The STARS program focuses on training people to become lung cancer research advocates, helping them be better equipped to represent the patient voice in the research process. This is increasingly important as researchers are now discovering and embracing the fact that including the patient voice in the research process improves the research and therefore outcomes.

Lucy Van Oldenbarneveld (centre) and Andrea Redway (right)

Jill (left) is often a spokesperson for other lung cancer survivors, sharing her story with local and national media outlets. Here she is alongside CBC’s Lucy Van Oldenbarneveld (centre) and Andrea Redway (right).

Having someone to talk to who has been through cancer treatment before can be a welcome source of support through the process. Mentorship also helps patients learn more about how to advocate for themselves and others in their position.

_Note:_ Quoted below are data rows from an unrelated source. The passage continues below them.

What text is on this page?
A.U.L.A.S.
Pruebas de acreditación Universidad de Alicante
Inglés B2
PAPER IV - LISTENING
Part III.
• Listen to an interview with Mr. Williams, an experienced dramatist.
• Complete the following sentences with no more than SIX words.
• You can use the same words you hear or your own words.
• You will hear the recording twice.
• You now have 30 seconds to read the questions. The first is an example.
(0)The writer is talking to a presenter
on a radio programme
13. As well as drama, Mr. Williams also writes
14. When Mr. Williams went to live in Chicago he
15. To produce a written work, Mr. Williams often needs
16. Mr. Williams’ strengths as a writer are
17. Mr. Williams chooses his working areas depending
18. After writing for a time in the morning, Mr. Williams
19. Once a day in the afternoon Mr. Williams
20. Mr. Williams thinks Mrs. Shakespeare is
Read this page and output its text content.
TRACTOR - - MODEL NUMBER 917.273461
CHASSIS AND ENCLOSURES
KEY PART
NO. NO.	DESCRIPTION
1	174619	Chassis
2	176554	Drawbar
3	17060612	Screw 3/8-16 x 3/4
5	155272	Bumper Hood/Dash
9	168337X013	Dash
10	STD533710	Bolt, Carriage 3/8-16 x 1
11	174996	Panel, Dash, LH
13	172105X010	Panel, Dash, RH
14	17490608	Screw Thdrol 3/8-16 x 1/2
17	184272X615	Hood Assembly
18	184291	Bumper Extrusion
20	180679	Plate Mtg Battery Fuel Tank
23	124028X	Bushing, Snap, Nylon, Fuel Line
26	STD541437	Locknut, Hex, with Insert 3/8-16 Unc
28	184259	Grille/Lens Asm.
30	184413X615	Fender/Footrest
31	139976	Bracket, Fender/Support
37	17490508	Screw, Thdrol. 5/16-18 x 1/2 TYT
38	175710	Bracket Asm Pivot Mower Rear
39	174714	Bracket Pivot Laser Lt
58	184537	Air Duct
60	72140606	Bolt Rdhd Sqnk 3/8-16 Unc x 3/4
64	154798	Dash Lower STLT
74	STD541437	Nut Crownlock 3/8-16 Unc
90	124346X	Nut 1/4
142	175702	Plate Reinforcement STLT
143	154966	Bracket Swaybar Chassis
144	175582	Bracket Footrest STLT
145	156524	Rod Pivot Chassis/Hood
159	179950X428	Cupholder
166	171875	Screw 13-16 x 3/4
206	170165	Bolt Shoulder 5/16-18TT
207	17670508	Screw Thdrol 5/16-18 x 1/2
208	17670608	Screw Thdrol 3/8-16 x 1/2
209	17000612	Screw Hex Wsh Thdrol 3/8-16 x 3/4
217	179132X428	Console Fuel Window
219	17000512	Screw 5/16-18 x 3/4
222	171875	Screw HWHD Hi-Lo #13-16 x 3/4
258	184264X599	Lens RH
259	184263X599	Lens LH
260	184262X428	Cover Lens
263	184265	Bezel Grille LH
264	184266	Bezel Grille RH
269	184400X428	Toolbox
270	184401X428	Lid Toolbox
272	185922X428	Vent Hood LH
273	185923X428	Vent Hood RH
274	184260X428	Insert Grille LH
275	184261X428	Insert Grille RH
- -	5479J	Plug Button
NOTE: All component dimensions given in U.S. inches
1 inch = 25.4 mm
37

“I didn’t really know where to start, I just knew I wanted to get more involved,” said Jill. “Getting more involved has helped me learn more about what it means to be an advocate, and how I can share that knowledge with others.”

What does the future hold?

In the end, Jill just wants what any mother would want: to watch her kids grow up. Her oldest is heading off to university this year, something she proudly shares whenever she can, as any mother would. She is focused on the things many of us take for granted, like enjoying family time. But she is by no means slowing down.

Jill’s work as an advocate for patient partnership in cancer research keeps her very busy. In the last year alone, she has been to Atlanta, Barcelona and Washington! No matter where she goes, she is driven by one goal: to help research get closer to early detection of lung cancer.

“There are many things that more research helps us do, but helping people recognize the early signs of lung cancer could be among the most important. That is how we catch it early, improve treatment and ultimately help people live longer.”